Holden Caulfield is 16 but acts like a 20-year-old, minus the school part. He talks about his lonely, life-changing 24-hour stay in New York City as he experiences the phoniness of the adult world. At the same time he attempts to deal with the death of his younger brother, an overwhelming compulsion to lie and troubling sexual experiences. He’s not that great of a student, basically, because he thinks too damn much. Yet, Holden’s thoughts make the reader realize that we, too, do just as much introspection on our beliefs and emotions. The only difference is that he goes crazy from it. His internal drama just goes on and on while you read and read until it’s simply finished.
It leaves you with the feeling that you have laughed and lived. Only, it sticks with you as old Holden keeps running around in your brain. And you keep living with the book. And you want to run around screaming, “’Catcher in the Rye’ is damn good.” Only if people haven’t read it, they won’t understand; they won’t believe you.
It’s hard to write a book review on “Catcher in the Rye” without having Holden roll his eyes at you, saying, “This is stupid” and “Don’t waste your time.” Salinger is there too, rolling his eyes and repeating the same sentiments. Only, he’s kind of a figment of your imagination too now, considering he died last year. You want to say that it’s a classic that will live on beyond its time, but nowadays, everyone says that about every novel.
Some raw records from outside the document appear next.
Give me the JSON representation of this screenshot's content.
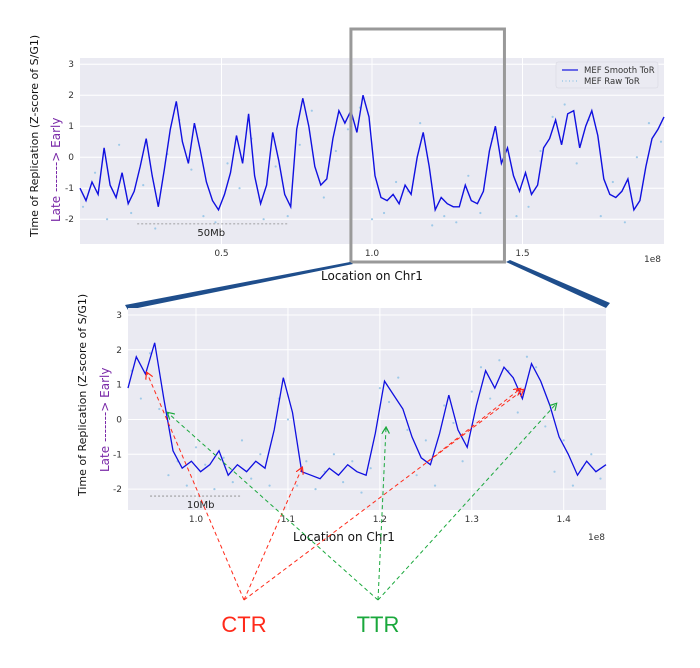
{
  "colors": {
    "smooth": "#1010e0",
    "raw": "#9ec9e8",
    "panel_bg": "#eaeaf2",
    "ctr": "#ff2a1a",
    "ttr": "#1aa83c",
    "late_early": "#7a2aa8",
    "zoom_box": "#999999",
    "connector": "#1f4e8c"
  },
  "annotations": {
    "ctr": "CTR",
    "ttr": "TTR"
  },
  "chart_data": [
    {
      "type": "line",
      "xlabel": "Location on Chr1",
      "ylabel": "Time of Replication (Z-score of S/G1)",
      "ylabel_late": "Late",
      "ylabel_arrow": " -------> ",
      "ylabel_early": "Early",
      "x_offset_text": "1e8",
      "xlim": [
        0.03,
        1.97
      ],
      "ylim": [
        -2.8,
        3.2
      ],
      "xticks": [
        {
          "value": 0.5,
          "label": "0.5"
        },
        {
          "value": 1.0,
          "label": "1.0"
        },
        {
          "value": 1.5,
          "label": "1.5"
        }
      ],
      "yticks": [
        {
          "value": -2,
          "label": "-2"
        },
        {
          "value": -1,
          "label": "-1"
        },
        {
          "value": 0,
          "label": "0"
        },
        {
          "value": 1,
          "label": "1"
        },
        {
          "value": 2,
          "label": "2"
        },
        {
          "value": 3,
          "label": "3"
        }
      ],
      "scale_bar": {
        "label": "50Mb",
        "x0": 0.22,
        "x1": 0.72,
        "y": -2.15
      },
      "zoom_box": {
        "x0": 0.93,
        "x1": 1.44
      },
      "legend": {
        "position": "top-right",
        "entries": [
          "MEF Smooth ToR",
          "MEF Raw ToR"
        ]
      },
      "series": [
        {
          "name": "MEF Smooth ToR",
          "style": "solid",
          "x": [
            0.03,
            0.05,
            0.07,
            0.09,
            0.11,
            0.13,
            0.15,
            0.17,
            0.19,
            0.21,
            0.23,
            0.25,
            0.27,
            0.29,
            0.31,
            0.33,
            0.35,
            0.37,
            0.39,
            0.41,
            0.43,
            0.45,
            0.47,
            0.49,
            0.51,
            0.53,
            0.55,
            0.57,
            0.59,
            0.61,
            0.63,
            0.65,
            0.67,
            0.69,
            0.71,
            0.73,
            0.75,
            0.77,
            0.79,
            0.81,
            0.83,
            0.85,
            0.87,
            0.89,
            0.91,
            0.93,
            0.95,
            0.97,
            0.99,
            1.01,
            1.03,
            1.05,
            1.07,
            1.09,
            1.11,
            1.13,
            1.15,
            1.17,
            1.19,
            1.21,
            1.23,
            1.25,
            1.27,
            1.29,
            1.31,
            1.33,
            1.35,
            1.37,
            1.39,
            1.41,
            1.43,
            1.45,
            1.47,
            1.49,
            1.51,
            1.53,
            1.55,
            1.57,
            1.59,
            1.61,
            1.63,
            1.65,
            1.67,
            1.69,
            1.71,
            1.73,
            1.75,
            1.77,
            1.79,
            1.81,
            1.83,
            1.85,
            1.87,
            1.89,
            1.91,
            1.93,
            1.95,
            1.97
          ],
          "y": [
            -1.0,
            -1.4,
            -0.8,
            -1.2,
            0.3,
            -0.9,
            -1.3,
            -0.5,
            -1.5,
            -1.1,
            -0.3,
            0.6,
            -0.6,
            -1.6,
            -0.4,
            0.9,
            1.8,
            0.5,
            -0.2,
            1.1,
            0.2,
            -0.8,
            -1.4,
            -1.7,
            -1.2,
            -0.5,
            0.7,
            -0.2,
            1.4,
            -0.6,
            -1.5,
            -0.9,
            0.8,
            -0.1,
            -1.2,
            -1.6,
            0.9,
            1.9,
            1.0,
            -0.3,
            -0.9,
            -0.7,
            0.6,
            1.5,
            1.1,
            1.5,
            0.8,
            2.0,
            1.3,
            -0.6,
            -1.3,
            -1.4,
            -1.2,
            -1.5,
            -0.9,
            -1.2,
            0.0,
            0.8,
            -0.3,
            -1.7,
            -1.3,
            -1.5,
            -1.6,
            -1.6,
            -0.9,
            -1.4,
            -1.5,
            -1.1,
            0.2,
            1.0,
            -0.2,
            0.3,
            -0.6,
            -1.1,
            -0.5,
            -1.2,
            -0.9,
            0.3,
            0.6,
            1.2,
            0.4,
            1.4,
            1.5,
            0.3,
            1.0,
            1.5,
            0.7,
            -0.7,
            -1.2,
            -1.3,
            -1.1,
            -0.7,
            -1.7,
            -1.4,
            -0.3,
            0.6,
            0.9,
            1.3
          ]
        },
        {
          "name": "MEF Raw ToR",
          "style": "dots",
          "x": [
            0.04,
            0.08,
            0.12,
            0.16,
            0.2,
            0.24,
            0.28,
            0.32,
            0.36,
            0.4,
            0.44,
            0.48,
            0.52,
            0.56,
            0.6,
            0.64,
            0.68,
            0.72,
            0.76,
            0.8,
            0.84,
            0.88,
            0.92,
            0.96,
            1.0,
            1.04,
            1.08,
            1.12,
            1.16,
            1.2,
            1.24,
            1.28,
            1.32,
            1.36,
            1.4,
            1.44,
            1.48,
            1.52,
            1.56,
            1.6,
            1.64,
            1.68,
            1.72,
            1.76,
            1.8,
            1.84,
            1.88,
            1.92,
            1.96
          ],
          "y": [
            -1.6,
            -0.5,
            -2.0,
            0.4,
            -1.8,
            -0.9,
            -2.3,
            0.1,
            1.2,
            -0.4,
            -1.9,
            -2.1,
            -0.2,
            -1.0,
            0.6,
            -2.0,
            -0.3,
            -1.9,
            0.4,
            1.5,
            -1.3,
            0.2,
            0.9,
            1.6,
            -2.0,
            -1.8,
            -0.8,
            -1.1,
            1.1,
            -2.2,
            -1.9,
            -2.1,
            -0.6,
            -1.8,
            0.6,
            -0.4,
            -1.9,
            -1.6,
            0.2,
            1.3,
            1.7,
            -0.2,
            1.2,
            -1.9,
            -0.8,
            -2.1,
            0.0,
            1.1,
            0.5
          ]
        }
      ]
    },
    {
      "type": "line",
      "xlabel": "Location on Chr1",
      "ylabel": "Time of Replication (Z-score of S/G1)",
      "ylabel_late": "Late",
      "ylabel_arrow": " -------> ",
      "ylabel_early": "Early",
      "x_offset_text": "1e8",
      "xlim": [
        0.926,
        1.446
      ],
      "ylim": [
        -2.6,
        3.2
      ],
      "xticks": [
        {
          "value": 1.0,
          "label": "1.0"
        },
        {
          "value": 1.1,
          "label": "1.1"
        },
        {
          "value": 1.2,
          "label": "1.2"
        },
        {
          "value": 1.3,
          "label": "1.3"
        },
        {
          "value": 1.4,
          "label": "1.4"
        }
      ],
      "yticks": [
        {
          "value": -2,
          "label": "-2"
        },
        {
          "value": -1,
          "label": "-1"
        },
        {
          "value": 0,
          "label": "0"
        },
        {
          "value": 1,
          "label": "1"
        },
        {
          "value": 2,
          "label": "2"
        },
        {
          "value": 3,
          "label": "3"
        }
      ],
      "scale_bar": {
        "label": "10Mb",
        "x0": 0.95,
        "x1": 1.05,
        "y": -2.2
      },
      "series": [
        {
          "name": "MEF Smooth ToR",
          "style": "solid",
          "x": [
            0.926,
            0.935,
            0.945,
            0.955,
            0.965,
            0.975,
            0.985,
            0.995,
            1.005,
            1.015,
            1.025,
            1.035,
            1.045,
            1.055,
            1.065,
            1.075,
            1.085,
            1.095,
            1.105,
            1.115,
            1.125,
            1.135,
            1.145,
            1.155,
            1.165,
            1.175,
            1.185,
            1.195,
            1.205,
            1.215,
            1.225,
            1.235,
            1.245,
            1.255,
            1.265,
            1.275,
            1.285,
            1.295,
            1.305,
            1.315,
            1.325,
            1.335,
            1.345,
            1.355,
            1.365,
            1.375,
            1.385,
            1.395,
            1.405,
            1.415,
            1.425,
            1.435,
            1.446
          ],
          "y": [
            0.9,
            1.8,
            1.3,
            2.2,
            0.6,
            -0.9,
            -1.4,
            -1.2,
            -1.5,
            -1.3,
            -0.9,
            -1.6,
            -1.3,
            -1.5,
            -1.2,
            -1.4,
            -0.3,
            1.2,
            0.2,
            -1.5,
            -1.6,
            -1.7,
            -1.4,
            -1.6,
            -1.3,
            -1.5,
            -1.6,
            -0.4,
            1.1,
            0.7,
            0.3,
            -0.5,
            -1.1,
            -1.3,
            -0.4,
            0.7,
            -0.3,
            -0.8,
            0.4,
            1.4,
            0.9,
            1.5,
            1.2,
            0.6,
            1.6,
            1.1,
            0.4,
            -0.5,
            -1.0,
            -1.6,
            -1.2,
            -1.5,
            -1.3
          ]
        },
        {
          "name": "MEF Raw ToR",
          "style": "dots",
          "x": [
            0.93,
            0.94,
            0.95,
            0.96,
            0.97,
            0.98,
            0.99,
            1.0,
            1.01,
            1.02,
            1.03,
            1.04,
            1.05,
            1.06,
            1.07,
            1.08,
            1.09,
            1.1,
            1.11,
            1.12,
            1.13,
            1.14,
            1.15,
            1.16,
            1.17,
            1.18,
            1.19,
            1.2,
            1.21,
            1.22,
            1.23,
            1.24,
            1.25,
            1.26,
            1.27,
            1.28,
            1.29,
            1.3,
            1.31,
            1.32,
            1.33,
            1.34,
            1.35,
            1.36,
            1.37,
            1.38,
            1.39,
            1.4,
            1.41,
            1.42,
            1.43,
            1.44
          ],
          "y": [
            1.4,
            0.6,
            1.9,
            0.3,
            -1.6,
            -1.2,
            -1.9,
            -0.8,
            -1.3,
            -2.0,
            -1.1,
            -1.8,
            -0.6,
            -1.7,
            -1.0,
            -1.9,
            0.6,
            0.0,
            -1.9,
            -1.2,
            -2.0,
            -1.5,
            -1.0,
            -1.8,
            -1.2,
            -2.1,
            -1.4,
            0.9,
            0.5,
            1.2,
            -0.3,
            -1.6,
            -0.6,
            -1.9,
            0.4,
            -0.1,
            -1.2,
            0.8,
            1.5,
            0.6,
            1.7,
            1.4,
            0.2,
            1.8,
            1.5,
            -0.2,
            -1.5,
            -0.6,
            -1.9,
            -1.4,
            -1.0,
            -1.7
          ]
        }
      ]
    }
  ]
}
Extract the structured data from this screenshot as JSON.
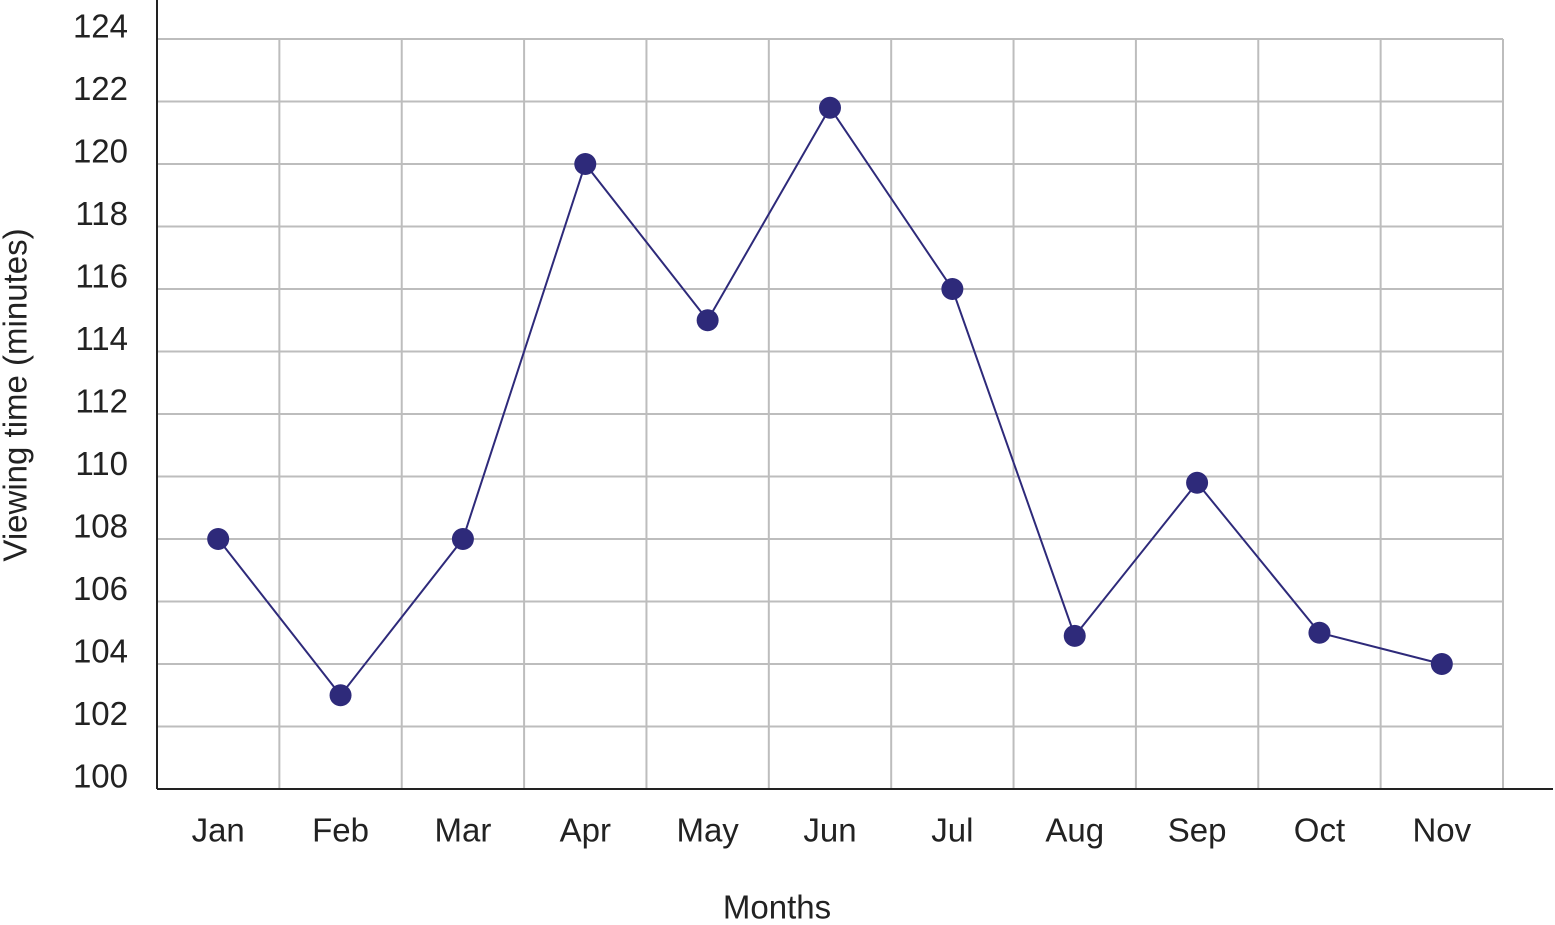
{
  "chart_data": {
    "type": "line",
    "x_label": "Months",
    "y_label": "Viewing time (minutes)",
    "categories": [
      "Jan",
      "Feb",
      "Mar",
      "Apr",
      "May",
      "Jun",
      "Jul",
      "Aug",
      "Sep",
      "Oct",
      "Nov"
    ],
    "values": [
      108,
      103,
      108,
      120,
      115,
      121.8,
      116,
      104.9,
      109.8,
      105,
      104
    ],
    "color": "#2e2a7a",
    "ylim": [
      100,
      124
    ],
    "yticks": [
      100,
      102,
      104,
      106,
      108,
      110,
      112,
      114,
      116,
      118,
      120,
      122,
      124
    ],
    "grid": true
  }
}
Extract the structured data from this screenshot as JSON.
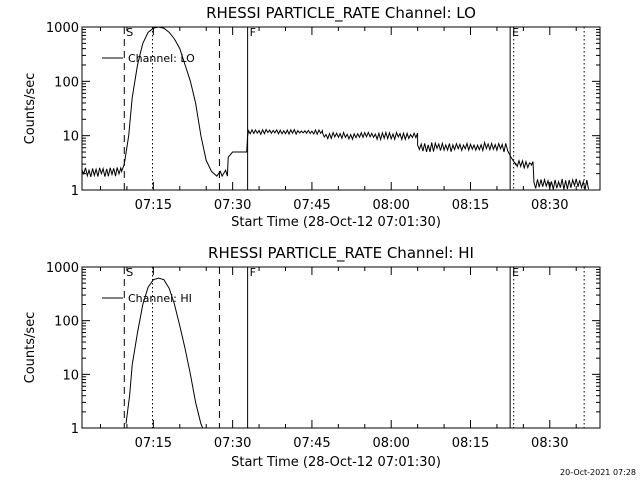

That’s phony as hell. It makes you want to puke when you read the book. Holden Caulfield could tell you that. He’s the main character, the type that crawls around in your mind and won’t leave. He’s the one that makes you laugh out loud while you read, making you look stupid in the library or the bus. He’s the one that makes you sad, which, again, is stupid. It’s just a book: black text on white paper. Holden Caulfield isn’t real. I mean, he just can’t be. But still, he makes you laugh, depressed and think–about your life and how you’re living it, and that’s how crazy good this book is.